When the typhoon hit and our living standards plummeted to that of a developing country, it forced me to put into action the advice that a good college friend told me before I left–don’t let technology keep you from what is right in front of you. It forced me to move beyond the walls of isolation that I had built up around myself.
During those last few weeks, I could no longer spend hours watching Doctor Who reruns, playing games on my phone, or checking Facebook and messaging those from home. Instead, I was forced to do what I should have been doing from the beginning–investing in relationships and spending time with those around me. In reaching out, I built friendships, found encouragement, and learned to be more open about my imperfections, struggles, and pain. I allowed myself to be vulnerable as I confronted conflict and spoke honestly about my feelings.

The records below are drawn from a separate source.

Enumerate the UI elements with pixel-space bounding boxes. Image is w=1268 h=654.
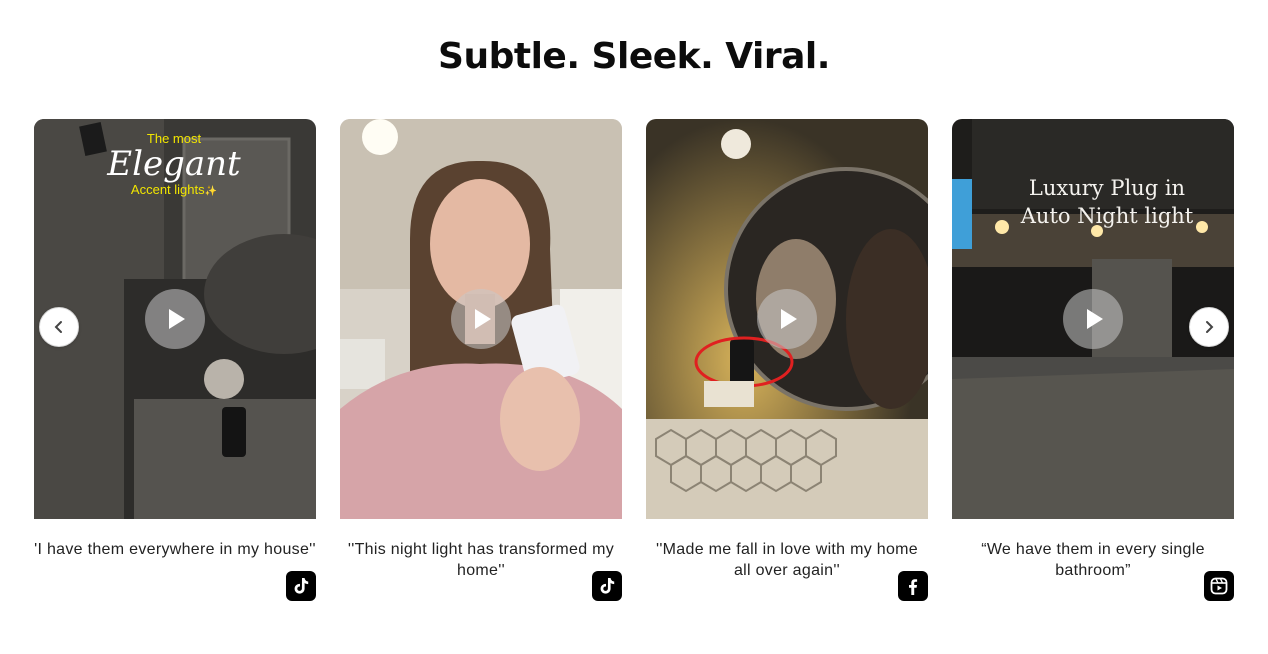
play-button[interactable]: [145, 289, 205, 349]
facebook-link[interactable]: [898, 571, 928, 601]
sparkle-icon: ✨: [204, 186, 218, 197]
chevron-left-icon: [54, 321, 62, 333]
carousel-prev-button[interactable]: [39, 307, 79, 347]
testimonial-caption: ''This night light has transformed my ho…: [347, 541, 615, 579]
play-button[interactable]: [757, 289, 817, 349]
section-title: Subtle. Sleek. Viral.: [438, 36, 830, 77]
facebook-icon: [909, 579, 918, 595]
play-icon: [781, 309, 797, 329]
video-thumbnail[interactable]: [340, 119, 622, 519]
overlay-line: Auto Night light: [1020, 204, 1194, 228]
video-thumbnail[interactable]: [646, 119, 928, 519]
play-icon: [1087, 309, 1103, 329]
play-button[interactable]: [1063, 289, 1123, 349]
testimonial-caption: ''Made me fall in love with my home all …: [655, 541, 919, 579]
overlay-line: Elegant: [107, 144, 241, 184]
chevron-right-icon: [1206, 321, 1214, 333]
video-card: ''This night light has transformed my ho…: [340, 119, 622, 601]
testimonial-caption: 'I have them everywhere in my house'': [34, 541, 316, 558]
tiktok-icon: [294, 578, 309, 594]
play-icon: [169, 309, 185, 329]
play-button[interactable]: [451, 289, 511, 349]
play-icon: [475, 309, 491, 329]
instagram-reels-link[interactable]: [1204, 571, 1234, 601]
tiktok-link[interactable]: [592, 571, 622, 601]
instagram-reels-icon: [1210, 577, 1228, 595]
video-card: ''Made me fall in love with my home all …: [646, 119, 928, 601]
overlay-line: Accent lights: [130, 182, 205, 197]
overlay-line: Luxury Plug in: [1028, 176, 1186, 200]
testimonial-caption: “We have them in every single bathroom”: [981, 541, 1205, 579]
carousel-next-button[interactable]: [1189, 307, 1229, 347]
tiktok-icon: [600, 578, 615, 594]
tiktok-link[interactable]: [286, 571, 316, 601]
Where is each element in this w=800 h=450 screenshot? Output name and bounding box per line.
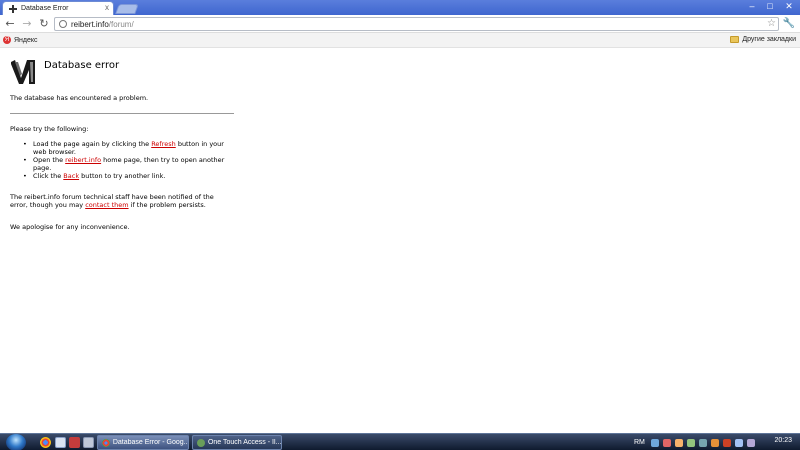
tab-strip: Database Error x – □ ✕	[0, 0, 800, 15]
staff-notified-text: The reibert.info forum technical staff h…	[10, 193, 214, 209]
explorer-quicklaunch-icon[interactable]	[55, 437, 66, 448]
window-maximize-button[interactable]: □	[762, 0, 778, 12]
taskbar-item-database-error[interactable]: Database Error - Goog...	[97, 435, 189, 450]
app-tray-icon[interactable]	[686, 438, 695, 447]
list-item: Open the reibert.info home page, then tr…	[23, 156, 235, 172]
bookmark-yandex[interactable]: Я Яндекс	[3, 36, 38, 44]
taskbar-item-label: Database Error - Goog...	[112, 439, 188, 446]
please-try-text: Please try the following:	[10, 125, 89, 133]
url-text: reibert.info/forum/	[71, 20, 134, 29]
antivirus-icon[interactable]	[722, 438, 731, 447]
app-icon	[197, 438, 205, 447]
taskbar-item-label: One Touch Access - Il...	[207, 439, 281, 446]
clock[interactable]: 20:23	[774, 437, 792, 444]
list-item: Click the Back button to try another lin…	[23, 172, 235, 180]
address-bar[interactable]: reibert.info/forum/ ☆	[54, 17, 779, 31]
url-host: reibert.info	[71, 19, 109, 29]
power-icon[interactable]	[746, 438, 755, 447]
start-button[interactable]	[6, 434, 26, 450]
window-minimize-button[interactable]: –	[744, 0, 760, 12]
tab-title: Database Error	[21, 5, 69, 12]
taskbar: Database Error - Goog... One Touch Acces…	[0, 433, 800, 450]
update-icon[interactable]	[674, 438, 683, 447]
list-item: Load the page again by clicking the Refr…	[23, 140, 235, 156]
back-link[interactable]: Back	[63, 172, 79, 180]
app-quicklaunch-icon[interactable]	[69, 437, 80, 448]
volume-icon[interactable]	[734, 438, 743, 447]
chrome-icon	[102, 438, 110, 447]
wrench-menu-icon[interactable]: 🔧	[783, 17, 795, 31]
screen: Database Error x – □ ✕ ← → ↻ reibert.inf…	[0, 0, 800, 450]
site-logo	[10, 58, 36, 86]
security-icon[interactable]	[662, 438, 671, 447]
bookmarks-bar: Я Яндекс Другие закладки	[0, 33, 800, 48]
folder-icon	[730, 36, 740, 43]
reload-icon[interactable]: ↻	[37, 17, 51, 31]
app-tray-icon[interactable]	[698, 438, 707, 447]
desktop-quicklaunch-icon[interactable]	[83, 437, 94, 448]
tab-close-icon[interactable]: x	[105, 4, 109, 12]
divider	[10, 113, 234, 114]
globe-icon	[59, 20, 67, 28]
home-page-link[interactable]: reibert.info	[65, 156, 101, 164]
forward-arrow-icon[interactable]: →	[20, 17, 34, 31]
language-indicator[interactable]: RM	[634, 439, 645, 446]
error-message: The database has encountered a problem.	[10, 94, 149, 102]
window-close-button[interactable]: ✕	[780, 0, 798, 12]
bookmark-other-label: Другие закладки	[742, 36, 796, 43]
system-tray: RM	[634, 436, 759, 449]
contact-them-link[interactable]: contact them	[85, 201, 128, 209]
bookmark-yandex-label: Яндекс	[14, 36, 38, 44]
bookmark-star-icon[interactable]: ☆	[767, 18, 776, 30]
page-content: Database error The database has encounte…	[0, 49, 800, 433]
browser-toolbar: ← → ↻ reibert.info/forum/ ☆ 🔧	[0, 15, 800, 33]
yandex-icon: Я	[3, 36, 11, 44]
chrome-quicklaunch-icon[interactable]	[40, 437, 51, 448]
refresh-link[interactable]: Refresh	[151, 140, 176, 148]
tab-favicon-icon	[9, 4, 17, 13]
suggestion-list: Load the page again by clicking the Refr…	[23, 140, 235, 180]
app-tray-icon[interactable]	[710, 438, 719, 447]
apology-text: We apologise for any inconvenience.	[10, 223, 130, 231]
new-tab-button[interactable]	[115, 4, 139, 14]
bookmark-other-folder[interactable]: Другие закладки	[730, 36, 796, 43]
page-title: Database error	[44, 60, 120, 71]
tab-database-error[interactable]: Database Error x	[2, 1, 114, 15]
taskbar-item-one-touch-access[interactable]: One Touch Access - Il...	[192, 435, 282, 450]
url-path: /forum/	[108, 19, 134, 29]
network-icon[interactable]	[650, 438, 659, 447]
back-arrow-icon[interactable]: ←	[3, 17, 17, 31]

In these times when I am completely out of my comfort zone, God steps in with his courage, strength, and peace. And when I allow myself to be weak and vulnerable, to trust in him, I find freedom. Because he is greater than I, his plans are higher than my own. So that’s my prayer: that I step away from comfortability, take risks, be vulnerable, and move towards trusting God completely. Lord, let me be weak, because in my weakness, you are strongest.